- Video report by ITV News Political Correspondent Libby Wiener
Campaigners and backbenchers have criticised the government over its plans to go against a legal ruling to extend disability benefits to people suffering from severe mental health issues.
A legal tribunal had called for disability benefits to be given to people suffering with "overwhelming physical distress" from issues such as depression and anxiety.
It ruled claimants with psychological problems who cannot travel without help must be treated like those who are blind and receive Personal Independence Payments (PIPs).
Disabilities Minister Penny Mordaunt has said she will take action to ensure PIPs go only to the most needy.
But Conservative backbencher Heidi Allen called on Ms Mordaunt to reconsider blocking the ruling, which would affect 160,000 people and save £3.5 billion in future years.
The row over the government's stance on PIPs intensified on Sunday after MP George Freeman made comments in which he appeared to indicate people suffering anxiety were not "really disabled".
Mr Freeman, who is the head of Theresa May's policy unit, came under fire after suggesting disability benefits should go to "the really disabled people who need it" rather than those who are "taking pills at home, who suffer from anxiety".
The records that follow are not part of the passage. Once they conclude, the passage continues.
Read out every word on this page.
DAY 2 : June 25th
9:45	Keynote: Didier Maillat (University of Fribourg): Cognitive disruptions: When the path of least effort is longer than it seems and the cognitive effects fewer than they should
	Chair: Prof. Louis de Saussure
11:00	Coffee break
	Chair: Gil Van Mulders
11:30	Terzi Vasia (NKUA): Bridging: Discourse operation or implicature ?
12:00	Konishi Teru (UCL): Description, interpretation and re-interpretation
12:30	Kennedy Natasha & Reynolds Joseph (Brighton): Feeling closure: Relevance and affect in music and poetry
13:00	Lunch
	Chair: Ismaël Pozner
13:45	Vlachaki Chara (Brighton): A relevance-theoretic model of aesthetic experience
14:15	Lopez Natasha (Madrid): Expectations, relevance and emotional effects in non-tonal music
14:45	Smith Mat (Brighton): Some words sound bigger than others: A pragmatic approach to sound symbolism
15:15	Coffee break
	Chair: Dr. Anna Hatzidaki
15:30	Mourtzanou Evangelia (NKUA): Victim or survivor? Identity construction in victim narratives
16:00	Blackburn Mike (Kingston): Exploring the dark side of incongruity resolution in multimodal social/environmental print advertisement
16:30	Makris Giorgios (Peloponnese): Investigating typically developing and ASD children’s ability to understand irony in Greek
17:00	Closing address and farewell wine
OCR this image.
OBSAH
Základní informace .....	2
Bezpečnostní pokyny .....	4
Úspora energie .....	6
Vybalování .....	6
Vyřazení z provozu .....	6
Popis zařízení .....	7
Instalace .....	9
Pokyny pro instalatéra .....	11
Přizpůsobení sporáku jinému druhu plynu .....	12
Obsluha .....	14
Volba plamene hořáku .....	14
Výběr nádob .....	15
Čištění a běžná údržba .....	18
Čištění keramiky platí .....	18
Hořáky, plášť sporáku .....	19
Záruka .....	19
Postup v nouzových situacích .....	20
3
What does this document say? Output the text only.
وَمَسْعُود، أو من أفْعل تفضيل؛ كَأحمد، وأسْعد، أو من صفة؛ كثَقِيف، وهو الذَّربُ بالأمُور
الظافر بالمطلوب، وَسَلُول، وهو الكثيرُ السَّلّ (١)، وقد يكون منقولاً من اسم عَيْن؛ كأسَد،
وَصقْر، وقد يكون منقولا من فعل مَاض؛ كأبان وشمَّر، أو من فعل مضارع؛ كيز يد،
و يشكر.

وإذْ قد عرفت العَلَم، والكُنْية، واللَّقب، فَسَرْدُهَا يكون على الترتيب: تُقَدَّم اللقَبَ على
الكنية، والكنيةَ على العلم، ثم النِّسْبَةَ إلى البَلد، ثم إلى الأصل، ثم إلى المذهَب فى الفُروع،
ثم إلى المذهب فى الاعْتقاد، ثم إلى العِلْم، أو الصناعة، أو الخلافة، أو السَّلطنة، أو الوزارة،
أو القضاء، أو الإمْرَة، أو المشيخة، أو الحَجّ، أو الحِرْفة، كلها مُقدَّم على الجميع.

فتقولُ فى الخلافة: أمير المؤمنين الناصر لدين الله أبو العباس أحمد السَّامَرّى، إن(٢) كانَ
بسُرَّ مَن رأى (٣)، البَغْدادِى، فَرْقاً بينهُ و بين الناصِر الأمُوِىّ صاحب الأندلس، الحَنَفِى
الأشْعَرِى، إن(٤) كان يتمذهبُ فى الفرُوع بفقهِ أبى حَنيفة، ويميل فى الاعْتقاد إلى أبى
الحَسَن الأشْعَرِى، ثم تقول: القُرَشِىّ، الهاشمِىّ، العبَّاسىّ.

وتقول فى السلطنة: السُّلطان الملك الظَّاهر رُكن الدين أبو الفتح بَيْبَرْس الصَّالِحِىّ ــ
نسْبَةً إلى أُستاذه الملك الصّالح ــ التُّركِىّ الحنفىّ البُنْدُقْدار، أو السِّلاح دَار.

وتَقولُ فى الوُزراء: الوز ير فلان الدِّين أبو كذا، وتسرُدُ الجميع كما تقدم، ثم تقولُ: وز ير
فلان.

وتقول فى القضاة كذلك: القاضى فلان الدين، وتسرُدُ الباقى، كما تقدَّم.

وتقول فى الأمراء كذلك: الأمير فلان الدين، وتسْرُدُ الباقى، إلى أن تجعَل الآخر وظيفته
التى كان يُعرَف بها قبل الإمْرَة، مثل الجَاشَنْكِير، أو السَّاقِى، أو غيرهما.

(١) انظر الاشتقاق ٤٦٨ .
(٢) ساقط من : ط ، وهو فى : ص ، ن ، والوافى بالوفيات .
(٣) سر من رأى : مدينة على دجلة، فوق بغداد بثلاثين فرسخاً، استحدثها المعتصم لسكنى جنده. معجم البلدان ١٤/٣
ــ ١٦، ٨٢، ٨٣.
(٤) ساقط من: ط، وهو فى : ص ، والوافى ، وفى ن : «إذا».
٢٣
He has since said he regrets "any offence" caused by the remarks and posted a series of messages on Twitter in which said he had, had personal experience of mental health problems and knew "all too well" the pain caused by anxiety and depression.
Downing Street claimed that no disability applicant would lose out as a result of the changes to PIP.
"Clearly, the Government is committed to ensuring the welfare system is a strong safety net for those who need it," a spokesman said.
"Nobody is losing out as a result of this. The amendments haven't been brought in to make any savings. Nobody is going to see a reduction in the amount of PIP they receive."